Doping:Russland hat wenig zu befürchten

Doping: Einmarsch der russischen Athleten bei Olympia in Sotschi: Danach gab es einige auffällige Dopingproben

Einmarsch der russischen Athleten bei Olympia in Sotschi: Danach gab es einige auffällige Dopingproben

(Foto: AP)

Der Aufschrei über die Enthüllungen des russischen Dopingsystems war riesig - doch große Sanktionen blieben aus. Wie wird der Weltsport reagieren, sollte der Betrug nahezu folgenlos bleiben?

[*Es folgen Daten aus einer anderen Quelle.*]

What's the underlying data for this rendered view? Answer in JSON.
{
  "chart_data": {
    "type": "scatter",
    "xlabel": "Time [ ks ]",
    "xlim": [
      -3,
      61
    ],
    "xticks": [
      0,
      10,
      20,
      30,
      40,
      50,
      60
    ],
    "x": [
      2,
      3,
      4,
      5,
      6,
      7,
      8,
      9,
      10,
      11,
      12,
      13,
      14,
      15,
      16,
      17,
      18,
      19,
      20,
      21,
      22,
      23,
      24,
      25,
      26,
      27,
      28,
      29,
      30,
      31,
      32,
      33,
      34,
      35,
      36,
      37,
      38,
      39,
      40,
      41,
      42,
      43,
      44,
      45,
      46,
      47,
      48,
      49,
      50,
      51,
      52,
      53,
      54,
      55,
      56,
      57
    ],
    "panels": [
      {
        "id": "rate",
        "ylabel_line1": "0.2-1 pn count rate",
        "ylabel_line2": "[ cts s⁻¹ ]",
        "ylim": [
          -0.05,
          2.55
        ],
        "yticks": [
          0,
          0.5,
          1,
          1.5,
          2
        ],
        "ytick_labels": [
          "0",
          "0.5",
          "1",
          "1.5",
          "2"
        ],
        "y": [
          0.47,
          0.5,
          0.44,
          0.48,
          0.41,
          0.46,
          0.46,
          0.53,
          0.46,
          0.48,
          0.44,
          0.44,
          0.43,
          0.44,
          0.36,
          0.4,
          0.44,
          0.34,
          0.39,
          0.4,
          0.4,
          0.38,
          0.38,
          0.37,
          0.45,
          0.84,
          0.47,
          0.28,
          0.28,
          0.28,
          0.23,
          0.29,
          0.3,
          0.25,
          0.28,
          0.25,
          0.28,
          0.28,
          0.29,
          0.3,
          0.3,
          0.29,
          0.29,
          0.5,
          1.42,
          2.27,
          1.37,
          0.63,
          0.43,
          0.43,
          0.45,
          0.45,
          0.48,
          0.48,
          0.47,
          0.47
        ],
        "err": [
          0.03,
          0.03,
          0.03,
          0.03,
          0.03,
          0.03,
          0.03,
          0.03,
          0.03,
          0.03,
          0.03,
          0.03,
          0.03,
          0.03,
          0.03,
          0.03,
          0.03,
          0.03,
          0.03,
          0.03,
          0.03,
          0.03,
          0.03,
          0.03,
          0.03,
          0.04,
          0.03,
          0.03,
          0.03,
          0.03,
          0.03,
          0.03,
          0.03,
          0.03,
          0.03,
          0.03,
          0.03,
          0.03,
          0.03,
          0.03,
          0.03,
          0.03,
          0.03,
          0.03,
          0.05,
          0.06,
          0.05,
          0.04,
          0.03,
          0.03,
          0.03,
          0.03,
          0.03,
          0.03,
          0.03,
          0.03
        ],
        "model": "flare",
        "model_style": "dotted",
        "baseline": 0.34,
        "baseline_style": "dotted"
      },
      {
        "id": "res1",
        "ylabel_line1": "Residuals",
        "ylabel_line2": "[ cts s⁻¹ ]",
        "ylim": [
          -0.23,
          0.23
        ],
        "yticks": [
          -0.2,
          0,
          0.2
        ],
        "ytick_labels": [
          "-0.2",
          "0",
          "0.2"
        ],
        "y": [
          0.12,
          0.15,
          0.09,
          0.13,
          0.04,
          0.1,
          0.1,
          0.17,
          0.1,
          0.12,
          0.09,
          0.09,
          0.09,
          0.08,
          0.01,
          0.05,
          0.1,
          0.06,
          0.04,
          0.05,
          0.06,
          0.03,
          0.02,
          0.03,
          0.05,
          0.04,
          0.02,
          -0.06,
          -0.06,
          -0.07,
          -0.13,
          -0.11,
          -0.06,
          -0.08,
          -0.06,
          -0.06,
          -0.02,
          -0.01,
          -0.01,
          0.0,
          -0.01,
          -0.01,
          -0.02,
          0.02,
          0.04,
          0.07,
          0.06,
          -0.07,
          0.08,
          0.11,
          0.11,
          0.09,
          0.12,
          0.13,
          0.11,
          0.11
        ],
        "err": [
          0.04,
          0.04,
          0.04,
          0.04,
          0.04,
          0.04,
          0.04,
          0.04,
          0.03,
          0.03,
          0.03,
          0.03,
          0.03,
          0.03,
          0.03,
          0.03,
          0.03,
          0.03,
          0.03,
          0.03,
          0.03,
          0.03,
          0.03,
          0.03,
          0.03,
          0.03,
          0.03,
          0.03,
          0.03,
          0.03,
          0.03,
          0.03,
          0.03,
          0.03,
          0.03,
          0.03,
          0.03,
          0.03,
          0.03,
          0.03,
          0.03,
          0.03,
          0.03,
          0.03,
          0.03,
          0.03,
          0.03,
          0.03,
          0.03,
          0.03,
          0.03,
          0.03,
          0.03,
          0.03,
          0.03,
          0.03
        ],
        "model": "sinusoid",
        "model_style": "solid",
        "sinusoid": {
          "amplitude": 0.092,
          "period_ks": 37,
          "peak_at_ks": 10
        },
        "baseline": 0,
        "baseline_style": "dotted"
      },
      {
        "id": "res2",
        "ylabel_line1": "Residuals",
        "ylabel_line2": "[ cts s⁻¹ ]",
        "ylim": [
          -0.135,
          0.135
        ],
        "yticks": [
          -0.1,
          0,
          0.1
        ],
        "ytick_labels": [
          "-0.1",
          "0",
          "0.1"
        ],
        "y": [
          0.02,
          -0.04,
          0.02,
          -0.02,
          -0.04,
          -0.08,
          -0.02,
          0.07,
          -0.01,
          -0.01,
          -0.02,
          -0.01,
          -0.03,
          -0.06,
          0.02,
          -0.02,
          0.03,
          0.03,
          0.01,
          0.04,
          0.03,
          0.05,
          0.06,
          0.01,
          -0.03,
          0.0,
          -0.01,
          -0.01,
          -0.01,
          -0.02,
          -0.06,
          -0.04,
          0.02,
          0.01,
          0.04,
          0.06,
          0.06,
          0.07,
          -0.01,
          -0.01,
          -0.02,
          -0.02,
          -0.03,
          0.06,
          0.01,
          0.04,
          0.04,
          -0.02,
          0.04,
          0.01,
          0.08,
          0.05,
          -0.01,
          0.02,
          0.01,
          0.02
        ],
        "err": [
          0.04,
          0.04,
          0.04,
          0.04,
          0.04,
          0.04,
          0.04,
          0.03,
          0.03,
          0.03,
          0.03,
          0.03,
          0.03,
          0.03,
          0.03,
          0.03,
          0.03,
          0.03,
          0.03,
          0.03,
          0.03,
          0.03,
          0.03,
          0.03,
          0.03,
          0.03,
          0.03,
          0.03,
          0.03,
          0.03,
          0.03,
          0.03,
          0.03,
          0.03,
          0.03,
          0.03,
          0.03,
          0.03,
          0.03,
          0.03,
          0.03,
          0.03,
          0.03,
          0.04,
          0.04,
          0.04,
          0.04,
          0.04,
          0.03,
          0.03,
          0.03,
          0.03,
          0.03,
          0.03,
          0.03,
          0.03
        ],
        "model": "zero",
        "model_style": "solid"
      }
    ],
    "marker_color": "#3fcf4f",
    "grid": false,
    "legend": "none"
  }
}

Kommentar von Johannes Aumüller

Die Replik aus Moskau ließ nicht lange auf sich warten. Die Anti-Doping-Agenturen sollen bitteschön in ihren Ländern den Urin einsammeln und sich ansonsten aus der Politik raushalten. So hat das Witalij Mutko formuliert, Russlands mächtiger und inzwischen zum Vize-Premier aufgerückter Sportfunktionär. Derartige Unflätigkeiten des Apparatschiks sind keine Seltenheit, in diesem Fall liegen sie in zwei Forderungen begründet, die 19 nationale Anti-Doping-Agenturen (Nados) aus vorwiegend westlichen Ländern nach einem Treffen schriftlich festhielten.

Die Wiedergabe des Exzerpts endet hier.